As I said yesterday, I have been on a crocheting binge for the last little while. The tally to date--two pillows and 7 doilies. The one on the left here is the latest. It was supposed to be a 12 inch doily. The mat it is sitting on is 17x28 inches. That is what happens when you use a heavier thread than the pattern calls for. I am not sure what I will do with it. I had thought to stitch it onto a fat quarter I have but the fabric is a bit too small. I will have to look at my stash and see if something else will do or if I can dye something to fit my mental image. I may try this pattern again with lighter thread. That is the nice thing about a stash that is 30+ years building. I have a lot of options.
I like movies and tv--or usually do. That is why our talk here of discontinuing our cable service is only talk. Like most Americans my age, I grew up on both and those visual media are as much a part of life as breathing. Every now and then a scene or theme comes up that resonates with what is happening in the culture at large. One of our favorite fairly recent movies is Ocean's Thirteen which, in the early moments,has an interesting take on aging. Danny Ocean tries to talk his friend Ruben out going into a partnership with a man who has a reputation of 'screwing' all his partners. Ruben tells Danny that Eskimos "put their elders out on an ice flow when they can't hunt anymore. Me--I can still hunt!" That reminded me of comments a professor made in a sociology class I took some 25 years ago (thereabouts) concerning the tendency we sometimes have of romanticizing more technologically primitive people. He cited specifically the documentary 'Nanook of the North' (filmed in 1921-2) and its depiction of the sharing out of a successful hunt. Every one in the extended clan got a share depending on his/her relationship to the successful hunter. Nice system--as long as the hunting is good. The professor remarked that months after the film was released Nanook and his family died of starvation as the game disappeared and most hunts were unsuccessful. The extended family/clan broke up into single family units that wouldn't have to share the meager results so that some might survive. (Note: I have found several different accounts of Nanook's death on line. I don't know which one is factual.) That is a triage system found in many hunter/gather/pastoral cultures. I remember another image from a much later documentary that a history professor showed (History of Technology, this time) on nomadic pastoralists in the area of Pakistan or Iran. The tribe had make its way over very rugged country and one old man was too old and frail to make the trip. In the last view of him he was sitting on a rock by a gorge as the tribe passed over and left him.
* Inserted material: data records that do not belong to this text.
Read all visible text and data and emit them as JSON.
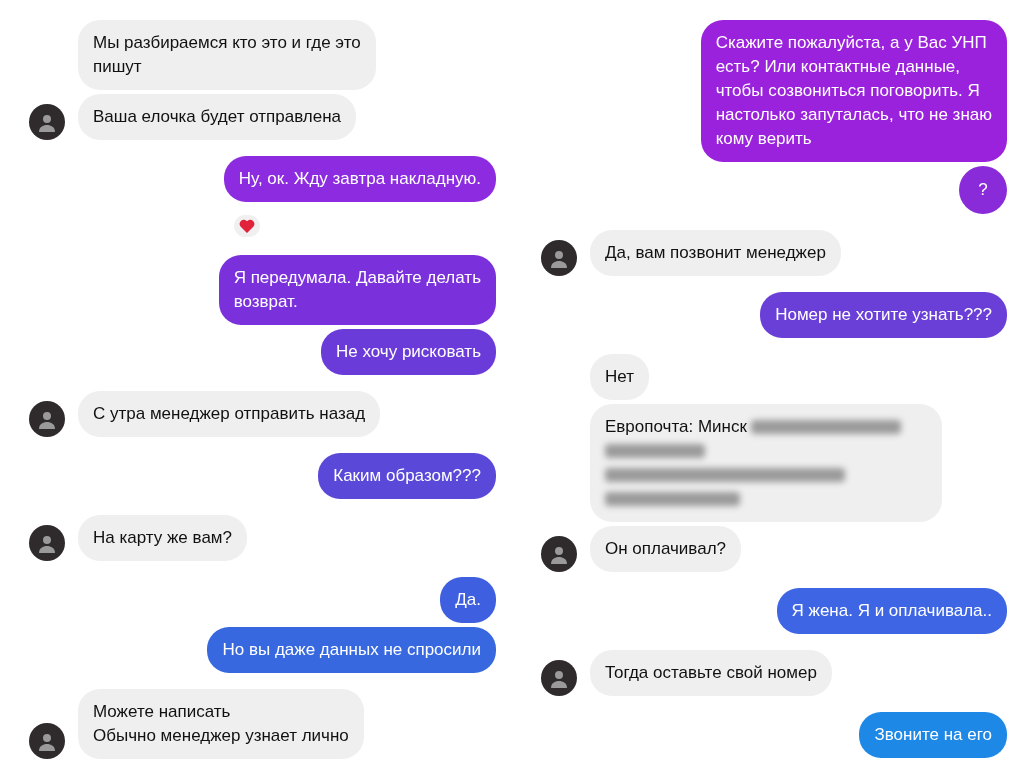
{
  "columns": [
    {
      "groups": [
        {
          "kind": "incoming",
          "avatar": true,
          "messages": [
            {
              "text": "Мы разбираемся кто это и где это\nпишут"
            },
            {
              "text": "Ваша елочка будет отправлена"
            }
          ]
        },
        {
          "kind": "outgoing",
          "messages": [
            {
              "text": "Ну, ок. Жду завтра накладную.",
              "color": "#8d2be0",
              "reaction": true
            }
          ]
        },
        {
          "kind": "outgoing",
          "messages": [
            {
              "text": "Я передумала. Давайте делать\nвозврат.",
              "color": "#7a31dc"
            },
            {
              "text": "Не хочу рисковать",
              "color": "#6b3bd9"
            }
          ]
        },
        {
          "kind": "incoming",
          "avatar": true,
          "messages": [
            {
              "text": "С утра менеджер отправить назад"
            }
          ]
        },
        {
          "kind": "outgoing",
          "messages": [
            {
              "text": "Каким образом???",
              "color": "#5a48d9"
            }
          ]
        },
        {
          "kind": "incoming",
          "avatar": true,
          "messages": [
            {
              "text": "На карту же вам?"
            }
          ]
        },
        {
          "kind": "outgoing",
          "messages": [
            {
              "text": "Да.",
              "color": "#3e5fe0"
            },
            {
              "text": "Но вы даже данных не спросили",
              "color": "#3768e0"
            }
          ]
        },
        {
          "kind": "incoming",
          "avatar": true,
          "messages": [
            {
              "text": "Можете написать\nОбычно менеджер узнает лично"
            }
          ]
        }
      ]
    },
    {
      "groups": [
        {
          "kind": "outgoing",
          "messages": [
            {
              "text": "Скажите пожалуйста, а у Вас УНП\nесть? Или контактные данные,\nчтобы созвониться поговорить. Я\nнастолько запуталась, что не знаю\nкому верить",
              "color": "#9b22dc"
            },
            {
              "text": "?",
              "color": "#8a2bda"
            }
          ]
        },
        {
          "kind": "incoming",
          "avatar": true,
          "messages": [
            {
              "text": "Да, вам позвонит менеджер"
            }
          ]
        },
        {
          "kind": "outgoing",
          "messages": [
            {
              "text": "Номер не хотите узнать???",
              "color": "#6a3fd8"
            }
          ]
        },
        {
          "kind": "incoming",
          "avatar": true,
          "messages": [
            {
              "text": "Нет"
            },
            {
              "text": "Европочта: Минск",
              "redacted": true
            },
            {
              "text": "Он оплачивал?"
            }
          ]
        },
        {
          "kind": "outgoing",
          "messages": [
            {
              "text": "Я жена. Я и оплачивала..",
              "color": "#3e66e4"
            }
          ]
        },
        {
          "kind": "incoming",
          "avatar": true,
          "messages": [
            {
              "text": "Тогда оставьте свой номер"
            }
          ]
        },
        {
          "kind": "outgoing",
          "messages": [
            {
              "text": "Звоните на его",
              "color": "#1e88e6"
            }
          ]
        }
      ]
    }
  ]
}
Why do these images come to mind? Well, stories like this one bring them to mind. Texas conservatives, now that they have an large majority in the state legislature, are exploring the possibility of withdrawing from medicare--to save the state money. Right now the talk is about money--how much the state would 'save' if they opt out and whether they can afford to lose the matching money that the Federal Government puts into the program. They aren't saying what they would do, if anything, about the 3.6 million children, disabled, and others who depend on the program. And I remember all too well the stories about effect of the economic melt down on health care in Nevada--the women who were going to lose the cancer treatments they were already receiving. The situation has faded from the news media, but I am sure it is still there, if anyone cared to look. It looks like our society is in 'triage mode' and I wonder how many of us will be pushed out on the ice flow. And I am appalled at how little human life is worth to a party dominated by 'right-to-lifers.' Oh, I forgot--we have a right to life only before birth. But that brings back another memory from this former would-be historian's brain. Everyone knows that 6 million Jews from across Europe died in Nazi camps. But another 6 million also died. The slaughter started among the German people themselves--homosexuals, the mentally deficient, those suffering from long term and expensive-to-treat diseases, the frail and ill elderly. The Nazis had a lovely term for these groups: useless eaters. I am sure our conservative ideologues won't be so crass as to use that term but does that matter?
And then there is this bit of idiocy from Senator Lindsey Graham. We have been engaged in a war in Afghanistan for the last 9 years. We have been engaged in a war in Iraq for 8 years. These two together have cost trillions of dollars as well as the lives of 2.5 times more soldiers than the number of civilians killed on 9/11. We have gotten a lousy return on this investment and now Lindsey Graham wants to 'double down'???